In fact, in some cultures, January 6th, Epiophany Day, is looked forward to even moreso than December 25th! Epiphany Day commemorates the day that the Wise Men arrived at the birthplace of the baby Jesus, to honor and worship him. One day, I was eating with one of my DA office colleagues who happened to be from Mexico. She told me about the Mexican tradition (as well as in other cultures) of hiding a small baby doll in a cake called the Kings’ Cake, named after the Magi, or Wise Men, also sometimes called the Three Kings. The person who receives the piece of cake containing the doll, has the privilege of providing the cake for the next Christmas. I have fixed one of these myself, as we enjoy experiencing varying traditions along with our own sentimental ones. (The Three Kings Cake is also sometimes used during Mardi Gras.). This tradition signifies the Christian virtue of worship.
In France, Pere (Father) Noel is religious, being modeled after Saint Nicolas, who was a real-life Christian bishop in what is now Turkey. In the 4th century, St. Nicolas literally did give gifts to poor families. Later, Christian nuns would adapt the custom, by leaving anonymous gifts on the doorsteps of poor families. Today, Saint Nicholas Day is held on December 6th. This tradition signifies the Christian virtue of helping those in need.
Some aspects of celebrations and traditions are often based on what has been believed about the logistics of Jesus’ birth. There are differences among scholars concering the actual location and time of that birth. Some scientists say that we simply don’t know the exact date And some of us are just thankful that scientists admit Jesus was real, destroying a legalistic myth about science. ; )
There are those who believe that Jesus was born in Summer or Fall, based on the necessity of certain weather for shepherds to be out in their fields.
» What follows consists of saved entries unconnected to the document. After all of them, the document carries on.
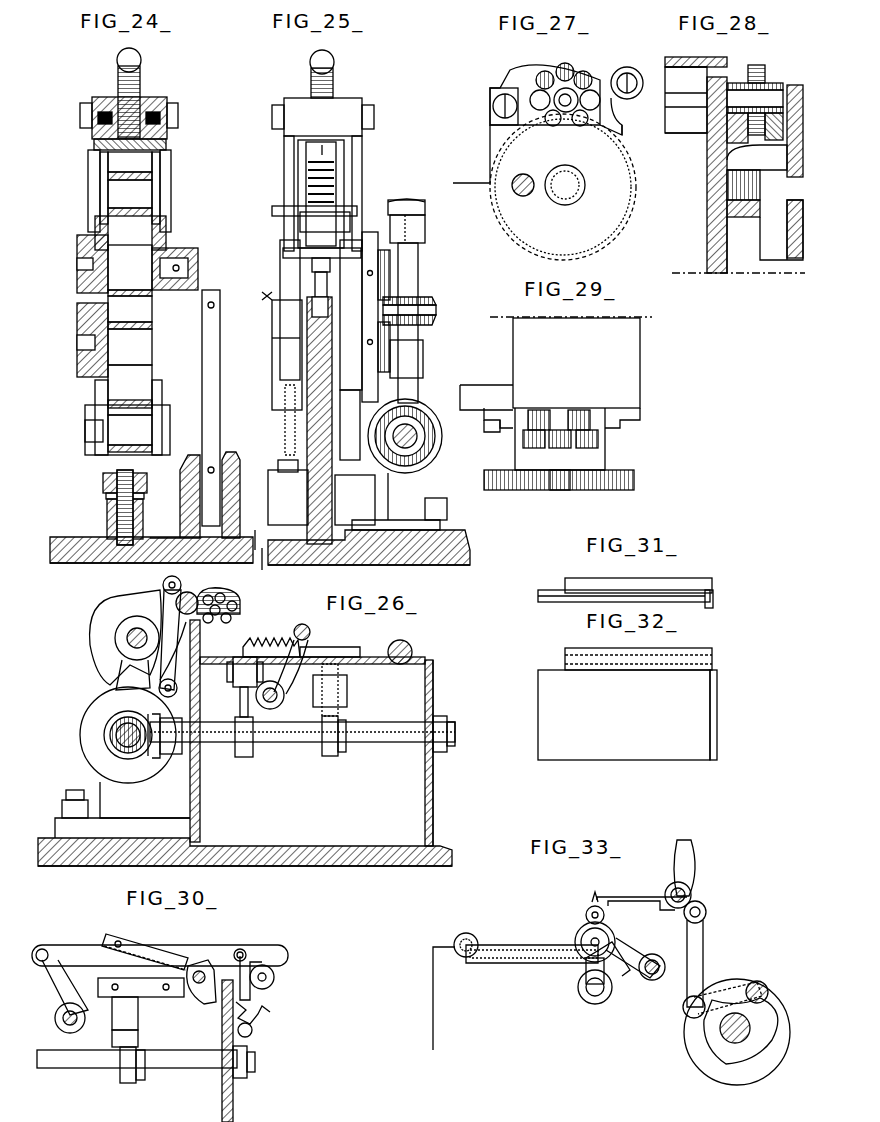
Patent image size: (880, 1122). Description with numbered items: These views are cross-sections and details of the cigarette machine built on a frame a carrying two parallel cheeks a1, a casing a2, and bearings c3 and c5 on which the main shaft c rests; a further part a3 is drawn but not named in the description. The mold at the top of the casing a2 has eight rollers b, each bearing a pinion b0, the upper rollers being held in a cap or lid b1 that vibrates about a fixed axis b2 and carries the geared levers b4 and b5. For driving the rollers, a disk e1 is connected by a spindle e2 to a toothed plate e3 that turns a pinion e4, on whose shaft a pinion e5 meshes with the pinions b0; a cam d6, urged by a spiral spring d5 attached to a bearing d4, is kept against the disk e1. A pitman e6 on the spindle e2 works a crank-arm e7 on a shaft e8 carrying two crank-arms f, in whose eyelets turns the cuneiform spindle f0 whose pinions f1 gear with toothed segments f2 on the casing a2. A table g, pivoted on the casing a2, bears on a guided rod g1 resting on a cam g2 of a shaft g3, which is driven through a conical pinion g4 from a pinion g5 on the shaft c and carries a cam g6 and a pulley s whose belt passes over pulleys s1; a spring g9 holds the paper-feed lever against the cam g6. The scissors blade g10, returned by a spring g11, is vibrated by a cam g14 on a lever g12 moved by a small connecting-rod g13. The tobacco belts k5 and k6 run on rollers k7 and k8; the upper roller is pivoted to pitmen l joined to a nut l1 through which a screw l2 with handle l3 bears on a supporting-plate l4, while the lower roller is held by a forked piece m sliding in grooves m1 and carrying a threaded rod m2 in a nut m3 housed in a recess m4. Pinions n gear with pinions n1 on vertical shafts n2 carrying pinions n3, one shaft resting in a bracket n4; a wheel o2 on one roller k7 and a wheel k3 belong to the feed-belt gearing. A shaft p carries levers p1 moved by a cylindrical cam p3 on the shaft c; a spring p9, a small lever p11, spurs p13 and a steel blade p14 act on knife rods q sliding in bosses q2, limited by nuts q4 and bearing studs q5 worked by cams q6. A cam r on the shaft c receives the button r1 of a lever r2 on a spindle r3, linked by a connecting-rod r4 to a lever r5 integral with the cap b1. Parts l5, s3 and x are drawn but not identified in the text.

In FIG. 24, the frame a is at (50, 554).
In FIG. 25, the frame a is at (470, 550).
In FIG. 26, the frame a is at (90, 838).
In FIG. 25, the parallel cheeks a1 is at (298, 178).
In FIG. 27, the casing a2 is at (462, 183).
In FIG. 28, the casing a2 is at (707, 230).
In FIG. 26, the casing a2 is at (200, 790).
In FIG. 30, the casing a2 is at (233, 1106).
In FIG. 33, the casing a2 is at (433, 1020).
In FIG. 26, the end wall a3 is at (433, 690).
In FIG. 28, the rollers b is at (686, 100).
In FIG. 26, the rollers b is at (225, 612).
In FIG. 27, the cap or lid b1 is at (532, 70).
In FIG. 28, the cap or lid b1 is at (690, 56).
In FIG. 29, the cap or lid b1 is at (571, 362).
In FIG. 26, the cap or lid b1 is at (230, 596).
In FIG. 33, the cap or lid b1 is at (690, 866).
In FIG. 27, the pinion b0 is at (570, 76).
In FIG. 28, the pinion b0 is at (770, 100).
In FIG. 29, the pinion b0 is at (574, 412).
In FIG. 27, the fixed axis b2 is at (640, 70).
In FIG. 29, the fixed axis b2 is at (640, 380).
In FIG. 26, the lever b4 is at (176, 600).
In FIG. 27, the lever b5 is at (622, 130).
In FIG. 28, the lever b5 is at (745, 143).
In FIG. 29, the lever b5 is at (615, 432).
In FIG. 33, the lever b5 is at (691, 889).
In FIG. 25, the main shaft c is at (417, 440).
In FIG. 26, the main shaft c is at (128, 718).
In FIG. 33, the main shaft c is at (732, 1043).
In FIG. 26, the bearing c3 is at (126, 800).
In FIG. 25, the bearing c5 is at (399, 501).
In FIG. 26, the bearing d4 is at (133, 675).
In FIG. 26, the spiral spring d5 is at (139, 637).
In FIG. 26, the cam d6 is at (90, 645).
In FIG. 26, the disk e1 is at (184, 660).
In FIG. 27, the spindle e2 is at (523, 196).
In FIG. 33, the spindle e2 is at (658, 955).
In FIG. 27, the toothed plate e3 is at (580, 240).
In FIG. 28, the toothed plate e3 is at (786, 238).
In FIG. 29, the toothed plate e3 is at (634, 480).
In FIG. 27, the pinion e4 is at (560, 108).
In FIG. 28, the pinion e4 is at (795, 85).
In FIG. 29, the pinion e4 is at (556, 492).
In FIG. 28, the pinion e5 is at (742, 84).
In FIG. 33, the pitman e6 is at (630, 972).
In FIG. 33, the crank-arm e7 is at (586, 964).
In FIG. 26, the shaft e8 is at (272, 709).
In FIG. 30, the shaft e8 is at (52, 1018).
In FIG. 33, the shaft e8 is at (594, 1004).
In FIG. 26, the crank-arms f is at (284, 680).
In FIG. 30, the crank-arms f is at (58, 986).
In FIG. 33, the pinions f1 is at (586, 912).
In FIG. 26, the spindle f0 is at (310, 632).
In FIG. 33, the spindle f0 is at (588, 906).
In FIG. 26, the toothed segments f2 is at (275, 630).
In FIG. 33, the toothed segments f2 is at (575, 932).
In FIG. 31, the table g is at (538, 596).
In FIG. 32, the table g is at (625, 704).
In FIG. 26, the table g is at (380, 652).
In FIG. 30, the table g is at (106, 984).
In FIG. 33, the table g is at (508, 963).
In FIG. 26, the guided rod g1 is at (347, 700).
In FIG. 30, the guided rod g1 is at (120, 1034).
In FIG. 26, the cam g2 is at (330, 756).
In FIG. 30, the cam g2 is at (128, 1083).
In FIG. 26, the shaft g3 is at (305, 738).
In FIG. 30, the shaft g3 is at (62, 1060).
In FIG. 26, the conical pinion g4 is at (146, 756).
In FIG. 26, the pinion g5 is at (104, 732).
In FIG. 26, the cam g6 is at (455, 734).
In FIG. 30, the cam g6 is at (255, 1068).
In FIG. 31, the opposing spring g9 is at (713, 598).
In FIG. 32, the opposing spring g9 is at (717, 712).
In FIG. 30, the opposing spring g9 is at (160, 996).
In FIG. 30, the blade of the scissors g10 is at (120, 932).
In FIG. 30, the spring g11 is at (284, 1006).
In FIG. 30, the lever g12 is at (250, 972).
In FIG. 30, the small connecting-rod g13 is at (65, 950).
In FIG. 30, the cam g14 is at (274, 984).
In FIG. 24, the wheel k3 is at (52, 322).
In FIG. 24, the endless belt k5 is at (130, 224).
In FIG. 24, the endless belt k6 is at (130, 374).
In FIG. 24, the rollers k7 is at (130, 198).
In FIG. 24, the rollers k8 is at (130, 372).
In FIG. 24, the small pitmen l is at (88, 160).
In FIG. 25, the small pitmen l is at (284, 152).
In FIG. 24, the nut l1 is at (160, 100).
In FIG. 25, the nut l1 is at (323, 117).
In FIG. 24, the screw l2 is at (118, 82).
In FIG. 25, the screw l2 is at (311, 80).
In FIG. 24, the operating-handle l3 is at (141, 57).
In FIG. 25, the operating-handle l3 is at (334, 58).
In FIG. 24, the supporting-plate l4 is at (95, 143).
In FIG. 25, the supporting-plate l4 is at (322, 150).
In FIG. 24, the guide strip l5 is at (100, 174).
In FIG. 24, the forked piece m is at (85, 422).
In FIG. 24, the grooves m1 is at (95, 390).
In FIG. 24, the screw-threaded rod m2 is at (107, 525).
In FIG. 24, the nut m3 is at (103, 480).
In FIG. 24, the recess m4 is at (104, 494).
In FIG. 24, the toothed pinion n is at (195, 258).
In FIG. 25, the toothed pinion n is at (390, 266).
In FIG. 25, the pinion n1 is at (436, 302).
In FIG. 24, the vertical shafts n2 is at (213, 408).
In FIG. 25, the vertical shafts n2 is at (425, 276).
In FIG. 24, the pinions n3 is at (231, 458).
In FIG. 25, the pinions n3 is at (440, 425).
In FIG. 24, the bracket n4 is at (182, 515).
In FIG. 24, the wheel o2 is at (77, 248).
In FIG. 25, the shaft p is at (288, 497).
In FIG. 25, the levers p1 is at (355, 500).
In FIG. 25, the cylindrical cam p3 is at (430, 450).
In FIG. 25, the opposing spring p9 is at (325, 223).
In FIG. 25, the small lever p11 is at (272, 210).
In FIG. 25, the spurs p13 is at (283, 250).
In FIG. 25, the steel blade p14 is at (315, 284).
In FIG. 25, the rods q is at (321, 315).
In FIG. 25, the cylindrical bosses q2 is at (285, 448).
In FIG. 25, the nuts q4 is at (278, 470).
In FIG. 25, the studs q5 is at (272, 342).
In FIG. 25, the cams q6 is at (274, 316).
In FIG. 26, the cam r is at (82, 724).
In FIG. 33, the cam r is at (690, 1060).
In FIG. 33, the button r1 is at (735, 994).
In FIG. 33, the lever r2 is at (741, 1031).
In FIG. 33, the spindle r3 is at (764, 984).
In FIG. 26, the small connecting-rod r4 is at (124, 604).
In FIG. 33, the small connecting-rod r4 is at (703, 944).
In FIG. 26, the lever r5 is at (181, 582).
In FIG. 33, the lever r5 is at (706, 910).
In FIG. 26, the pulley s is at (253, 750).
In FIG. 26, the pulley s1 is at (233, 676).
In FIG. 26, the stem s3 is at (240, 700).
In FIG. 33, the connection x is at (625, 897).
The date December 25th was chosen in the 300s, in Rome, because it coincided with pagan celebrations. The celebration of a Christmas festival was intended, by authorities, to provide contrast to the pagan ones, and try to persuade people to follow Christ instead. So in that respect, it was evangelical.
And where did the actual birth happpen? Some say it was in a stable; some say that is a mistranslation and was probably in an upper room. I found that intriguting since the “Last Supper”was celebrated in an Upper Room.So that would make sense, since the Biblical stories sometimes have parallels.
All these traditions and facts are interesting. But in the end, “where” or “when” do not really matter. For the place that matters the human heart. In order to truly be a Christ follower, we must be “born again” in our hearts, after believing in and claiming Christ’s death for our sins.
John 3:1-8 (Young's Literal Translation)
And as Richard said in his own recent devotional, we Christians should celebrate Christmas year-round. We should celebrate not only our salvation, but honor the Biblically-sound traditions of showing love in practical ways - to both our loved ones and those in need.